Memasuki babak perpanjangan waktu, momentum sepenuhnya beralih ke kubu Senegal. Hanya empat menit berjalan, kebuntuan pecah. Gelandang Pape Gueye muncul sebagai pahlawan setelah menerima umpan dari Idrissa Gueye, melakukan solo run, dan melepaskan tembakan keras kaki kiri yang tak mampu dijangkau kiper Yassine Bounou.

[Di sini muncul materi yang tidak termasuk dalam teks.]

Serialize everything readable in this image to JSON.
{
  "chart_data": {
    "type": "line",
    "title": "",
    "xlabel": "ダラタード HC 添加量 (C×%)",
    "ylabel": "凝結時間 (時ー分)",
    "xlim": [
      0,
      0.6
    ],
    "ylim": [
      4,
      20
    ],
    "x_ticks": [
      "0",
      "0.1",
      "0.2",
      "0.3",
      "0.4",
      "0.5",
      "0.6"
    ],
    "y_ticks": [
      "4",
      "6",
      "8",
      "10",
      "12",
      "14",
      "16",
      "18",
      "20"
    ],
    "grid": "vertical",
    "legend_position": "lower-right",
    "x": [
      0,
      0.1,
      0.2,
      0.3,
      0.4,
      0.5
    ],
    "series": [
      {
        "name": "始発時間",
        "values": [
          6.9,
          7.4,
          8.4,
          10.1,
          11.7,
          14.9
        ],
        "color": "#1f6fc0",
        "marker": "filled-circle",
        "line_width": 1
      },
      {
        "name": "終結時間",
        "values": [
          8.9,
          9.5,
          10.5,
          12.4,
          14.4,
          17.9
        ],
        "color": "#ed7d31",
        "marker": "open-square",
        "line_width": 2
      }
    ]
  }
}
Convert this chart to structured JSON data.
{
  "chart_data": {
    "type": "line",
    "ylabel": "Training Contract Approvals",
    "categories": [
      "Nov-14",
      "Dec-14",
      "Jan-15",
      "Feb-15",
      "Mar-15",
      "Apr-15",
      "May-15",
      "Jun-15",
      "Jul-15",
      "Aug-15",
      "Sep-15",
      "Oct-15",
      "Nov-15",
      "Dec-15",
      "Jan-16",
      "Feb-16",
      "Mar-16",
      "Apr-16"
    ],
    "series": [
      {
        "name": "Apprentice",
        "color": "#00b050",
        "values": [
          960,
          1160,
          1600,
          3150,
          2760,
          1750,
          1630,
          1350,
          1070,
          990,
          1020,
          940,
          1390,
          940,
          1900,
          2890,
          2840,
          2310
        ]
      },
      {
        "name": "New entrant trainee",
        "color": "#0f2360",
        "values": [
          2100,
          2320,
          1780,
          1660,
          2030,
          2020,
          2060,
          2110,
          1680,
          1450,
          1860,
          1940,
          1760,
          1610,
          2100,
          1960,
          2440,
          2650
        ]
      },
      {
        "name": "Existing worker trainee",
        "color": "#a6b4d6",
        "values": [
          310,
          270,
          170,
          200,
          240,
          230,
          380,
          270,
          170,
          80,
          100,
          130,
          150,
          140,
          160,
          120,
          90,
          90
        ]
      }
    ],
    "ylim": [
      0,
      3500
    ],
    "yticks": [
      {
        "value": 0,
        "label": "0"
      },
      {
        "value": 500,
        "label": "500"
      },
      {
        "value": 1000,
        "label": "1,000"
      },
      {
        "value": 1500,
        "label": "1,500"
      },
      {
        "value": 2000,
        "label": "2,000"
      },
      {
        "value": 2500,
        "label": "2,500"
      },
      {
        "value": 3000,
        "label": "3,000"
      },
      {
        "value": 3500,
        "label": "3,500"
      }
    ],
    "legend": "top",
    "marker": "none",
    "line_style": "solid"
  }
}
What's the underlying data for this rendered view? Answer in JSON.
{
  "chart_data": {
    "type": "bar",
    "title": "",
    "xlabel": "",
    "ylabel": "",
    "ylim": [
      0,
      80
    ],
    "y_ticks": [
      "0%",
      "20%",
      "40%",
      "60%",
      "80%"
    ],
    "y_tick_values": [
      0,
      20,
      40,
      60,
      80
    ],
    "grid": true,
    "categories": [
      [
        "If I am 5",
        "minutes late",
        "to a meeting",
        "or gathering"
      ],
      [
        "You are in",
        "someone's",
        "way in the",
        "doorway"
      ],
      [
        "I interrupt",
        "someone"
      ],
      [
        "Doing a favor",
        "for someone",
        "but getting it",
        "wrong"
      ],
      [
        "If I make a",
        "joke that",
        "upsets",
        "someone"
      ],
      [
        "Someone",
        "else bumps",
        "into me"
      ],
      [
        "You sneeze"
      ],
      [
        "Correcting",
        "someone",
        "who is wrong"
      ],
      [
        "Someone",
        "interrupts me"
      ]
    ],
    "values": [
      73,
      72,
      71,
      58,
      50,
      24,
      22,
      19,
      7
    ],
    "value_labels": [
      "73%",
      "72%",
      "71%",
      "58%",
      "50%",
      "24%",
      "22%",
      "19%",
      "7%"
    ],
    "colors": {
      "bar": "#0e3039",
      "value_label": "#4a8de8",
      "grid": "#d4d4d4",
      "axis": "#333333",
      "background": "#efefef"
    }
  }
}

Gol tersebut memastikan skor 1-0 dan mengunci gelar juara Senegal di Piala Afrika 2025. Walaupun Maroko sempat mengancam lewat sundulan Nayef Aguerd yang membentur mistar, Senegal berhasil mempertahankan keunggulan hingga peluit panjang dibunyikan.
Sadio Mané dan Isyarat Pensiun
Di balik perayaan gelar kedua, Sadio Mané mengisyaratkan bahwa AFCON 2025 akan menjadi turnamen Piala Afrika terakhirnya, meskipun ia masih bersedia memperkuat timnas hingga Piala Dunia 2026. Sementara itu, Brahim Díaz, meski gagal di momen krusial, tetap menjadi salah satu sorotan sebagai pencetak gol terbanyak turnamen.
Drama Senegal vs Maroko di final ini tidak hanya melahirkan juara baru, tetapi juga meninggalkan perdebatan sengit tentang kepemimpinan, sportivitas, dan peran VAR dalam sepak bola Afrika.